The documents were more miraculous than the letter itself. Expedited visa applications, pre-paid passport processing, contact information for a service that would handle everything. And tucked behind it all, a plane ticket: Bangkok to Honolulu to Hilo, departing in three weeks.

Nani read the letter nineteen times before he believed it was real. Then he sat on his narrow bed in the boarding house room and cried until he had no tears left—not from sadness, but from relief so profound it felt like drowning in reverse.

Three weeks later, he stood in Bangkok’s international airport with his single backpack and his mother’s diary and a passport so new it still smelled like fresh ink.
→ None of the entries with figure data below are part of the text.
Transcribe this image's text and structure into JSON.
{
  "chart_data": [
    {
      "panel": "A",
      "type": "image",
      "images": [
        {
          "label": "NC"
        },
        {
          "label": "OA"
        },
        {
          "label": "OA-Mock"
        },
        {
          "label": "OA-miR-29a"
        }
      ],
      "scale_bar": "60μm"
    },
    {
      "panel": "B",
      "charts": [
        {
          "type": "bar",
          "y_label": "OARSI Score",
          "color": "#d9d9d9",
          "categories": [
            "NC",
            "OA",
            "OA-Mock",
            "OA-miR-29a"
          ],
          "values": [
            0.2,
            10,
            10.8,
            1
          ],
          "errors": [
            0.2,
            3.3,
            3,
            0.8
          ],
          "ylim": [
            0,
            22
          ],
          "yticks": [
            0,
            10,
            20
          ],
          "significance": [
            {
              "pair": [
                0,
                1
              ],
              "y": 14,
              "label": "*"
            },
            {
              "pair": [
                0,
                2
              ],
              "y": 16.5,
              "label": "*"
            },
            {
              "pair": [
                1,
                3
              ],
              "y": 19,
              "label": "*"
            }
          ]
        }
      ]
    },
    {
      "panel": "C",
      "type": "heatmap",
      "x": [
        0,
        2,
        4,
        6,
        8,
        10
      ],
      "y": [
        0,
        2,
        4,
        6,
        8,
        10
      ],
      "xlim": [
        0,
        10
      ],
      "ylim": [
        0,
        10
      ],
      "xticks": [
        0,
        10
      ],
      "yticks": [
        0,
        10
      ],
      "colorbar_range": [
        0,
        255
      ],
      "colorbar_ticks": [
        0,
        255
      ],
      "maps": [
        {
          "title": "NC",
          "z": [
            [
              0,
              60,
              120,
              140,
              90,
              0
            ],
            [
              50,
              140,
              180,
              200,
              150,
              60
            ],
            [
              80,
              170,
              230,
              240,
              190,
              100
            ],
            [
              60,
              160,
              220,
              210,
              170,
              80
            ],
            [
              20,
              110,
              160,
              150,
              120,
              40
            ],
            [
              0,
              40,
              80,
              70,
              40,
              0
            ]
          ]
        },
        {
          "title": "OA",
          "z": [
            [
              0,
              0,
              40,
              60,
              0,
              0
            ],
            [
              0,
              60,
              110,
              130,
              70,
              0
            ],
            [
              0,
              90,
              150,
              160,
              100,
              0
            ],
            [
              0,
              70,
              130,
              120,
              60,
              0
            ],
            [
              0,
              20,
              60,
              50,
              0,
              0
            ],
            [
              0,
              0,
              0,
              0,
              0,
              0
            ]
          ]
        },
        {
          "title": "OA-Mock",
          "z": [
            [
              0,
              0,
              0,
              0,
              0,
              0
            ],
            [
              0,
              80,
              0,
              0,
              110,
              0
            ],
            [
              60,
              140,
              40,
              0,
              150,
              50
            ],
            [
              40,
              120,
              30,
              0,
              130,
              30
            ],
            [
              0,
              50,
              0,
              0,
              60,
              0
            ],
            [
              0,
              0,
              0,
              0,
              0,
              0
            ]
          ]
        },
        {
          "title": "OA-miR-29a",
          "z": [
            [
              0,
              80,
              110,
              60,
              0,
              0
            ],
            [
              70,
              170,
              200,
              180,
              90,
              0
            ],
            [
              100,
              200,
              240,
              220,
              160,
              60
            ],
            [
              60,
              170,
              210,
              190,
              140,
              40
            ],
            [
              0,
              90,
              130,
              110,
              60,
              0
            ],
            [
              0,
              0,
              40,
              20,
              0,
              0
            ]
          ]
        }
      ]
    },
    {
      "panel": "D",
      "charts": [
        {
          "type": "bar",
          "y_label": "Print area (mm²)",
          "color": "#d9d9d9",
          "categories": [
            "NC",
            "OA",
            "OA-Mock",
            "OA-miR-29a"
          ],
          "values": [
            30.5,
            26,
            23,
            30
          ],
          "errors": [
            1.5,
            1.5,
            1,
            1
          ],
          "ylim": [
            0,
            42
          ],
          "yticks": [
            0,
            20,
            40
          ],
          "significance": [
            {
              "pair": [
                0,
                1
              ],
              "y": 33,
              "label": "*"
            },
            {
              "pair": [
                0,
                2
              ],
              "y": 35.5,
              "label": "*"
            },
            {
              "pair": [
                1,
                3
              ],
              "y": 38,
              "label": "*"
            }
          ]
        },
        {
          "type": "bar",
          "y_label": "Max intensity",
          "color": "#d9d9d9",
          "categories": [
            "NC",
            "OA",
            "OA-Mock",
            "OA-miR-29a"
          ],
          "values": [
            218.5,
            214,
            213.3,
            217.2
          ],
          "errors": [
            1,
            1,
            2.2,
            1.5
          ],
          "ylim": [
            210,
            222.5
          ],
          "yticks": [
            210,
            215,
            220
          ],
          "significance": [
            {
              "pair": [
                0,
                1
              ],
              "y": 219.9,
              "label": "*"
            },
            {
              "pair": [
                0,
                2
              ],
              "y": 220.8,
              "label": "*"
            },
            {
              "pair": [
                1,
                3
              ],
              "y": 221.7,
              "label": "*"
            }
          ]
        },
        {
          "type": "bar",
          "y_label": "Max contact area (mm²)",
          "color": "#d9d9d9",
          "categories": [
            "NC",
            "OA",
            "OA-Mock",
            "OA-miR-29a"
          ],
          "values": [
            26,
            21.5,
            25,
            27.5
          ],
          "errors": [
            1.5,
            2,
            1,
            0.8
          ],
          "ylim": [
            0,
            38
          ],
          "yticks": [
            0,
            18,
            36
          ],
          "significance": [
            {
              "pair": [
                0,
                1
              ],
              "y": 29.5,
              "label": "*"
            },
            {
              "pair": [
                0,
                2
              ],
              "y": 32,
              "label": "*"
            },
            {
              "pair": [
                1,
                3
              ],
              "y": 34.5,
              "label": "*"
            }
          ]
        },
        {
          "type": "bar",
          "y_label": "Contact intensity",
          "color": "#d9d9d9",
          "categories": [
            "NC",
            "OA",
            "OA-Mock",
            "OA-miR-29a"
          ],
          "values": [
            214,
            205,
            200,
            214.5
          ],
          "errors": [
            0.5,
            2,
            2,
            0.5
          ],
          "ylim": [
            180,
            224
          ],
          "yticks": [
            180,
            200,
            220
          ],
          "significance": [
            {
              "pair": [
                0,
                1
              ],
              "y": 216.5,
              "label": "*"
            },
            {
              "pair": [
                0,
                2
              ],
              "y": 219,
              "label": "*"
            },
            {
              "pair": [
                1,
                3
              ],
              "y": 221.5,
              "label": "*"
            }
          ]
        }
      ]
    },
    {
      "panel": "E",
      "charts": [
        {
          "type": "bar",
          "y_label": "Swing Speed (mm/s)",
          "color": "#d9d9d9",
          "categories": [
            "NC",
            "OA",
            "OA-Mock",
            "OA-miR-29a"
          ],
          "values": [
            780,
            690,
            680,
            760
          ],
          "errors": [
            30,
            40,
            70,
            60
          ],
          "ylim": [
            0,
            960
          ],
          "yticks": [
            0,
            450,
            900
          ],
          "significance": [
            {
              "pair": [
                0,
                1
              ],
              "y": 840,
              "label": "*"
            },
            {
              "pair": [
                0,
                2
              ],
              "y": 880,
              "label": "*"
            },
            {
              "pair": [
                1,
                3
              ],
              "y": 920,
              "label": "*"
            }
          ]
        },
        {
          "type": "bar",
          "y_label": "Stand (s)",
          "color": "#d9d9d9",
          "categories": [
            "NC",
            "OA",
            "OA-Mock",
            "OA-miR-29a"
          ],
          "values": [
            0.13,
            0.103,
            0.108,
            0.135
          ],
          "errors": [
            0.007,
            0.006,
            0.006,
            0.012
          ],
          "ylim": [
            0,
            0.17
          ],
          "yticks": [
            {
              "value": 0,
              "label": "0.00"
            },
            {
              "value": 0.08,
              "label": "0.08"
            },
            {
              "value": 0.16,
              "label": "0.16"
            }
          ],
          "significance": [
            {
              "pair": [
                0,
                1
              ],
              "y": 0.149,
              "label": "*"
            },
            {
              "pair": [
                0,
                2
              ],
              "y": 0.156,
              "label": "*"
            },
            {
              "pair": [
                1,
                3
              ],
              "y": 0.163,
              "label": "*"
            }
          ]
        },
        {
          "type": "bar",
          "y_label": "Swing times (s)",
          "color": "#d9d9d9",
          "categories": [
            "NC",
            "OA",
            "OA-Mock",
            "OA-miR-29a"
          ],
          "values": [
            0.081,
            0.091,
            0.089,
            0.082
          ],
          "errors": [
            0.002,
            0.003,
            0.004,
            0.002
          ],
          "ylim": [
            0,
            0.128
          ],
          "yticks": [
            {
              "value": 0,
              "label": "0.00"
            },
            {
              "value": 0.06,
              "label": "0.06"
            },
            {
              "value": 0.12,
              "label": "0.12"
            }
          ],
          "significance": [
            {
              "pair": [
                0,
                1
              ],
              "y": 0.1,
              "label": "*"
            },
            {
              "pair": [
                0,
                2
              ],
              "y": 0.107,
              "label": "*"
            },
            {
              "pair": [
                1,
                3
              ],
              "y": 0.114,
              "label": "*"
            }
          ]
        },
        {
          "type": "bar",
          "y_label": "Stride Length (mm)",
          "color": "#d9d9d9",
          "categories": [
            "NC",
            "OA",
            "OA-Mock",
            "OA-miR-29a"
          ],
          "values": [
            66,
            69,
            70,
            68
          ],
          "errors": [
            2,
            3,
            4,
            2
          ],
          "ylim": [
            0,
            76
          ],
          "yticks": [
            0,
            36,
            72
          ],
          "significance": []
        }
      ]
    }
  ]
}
The visa stamp was crisp and official: *United States of America – Hawaiʻi*. Permission to go home. Permission to belong somewhere.

At the check-in counter, he spoke English for the first time in public since he was nine years old.

“Ticket to Hilo,” he said, his voice clear and steady. “Please.”

The woman behind the counter smiled. “Have a wonderful trip, Mr. Saetang.”

As the plane lifted off from Bangkok, climbing into a sky that seemed infinite and blue and full of promise, Nani pressed his forehead to the small window and whispered the words his mother had taught him twenty years ago:

“Twinkle, twinkle, little star. How I wonder what you are.”

Below him, Thailand grew smaller and smaller until it was just memory, just story, just a place where a boy had once been broken but never destroyed. Ahead of him, somewhere beyond the curve of the earth, an island waited. A house waited. A family waited.

And for the first time in his life, Nani Saetang knew exactly where he belonged.

He was twenty years old, and he was flying toward love.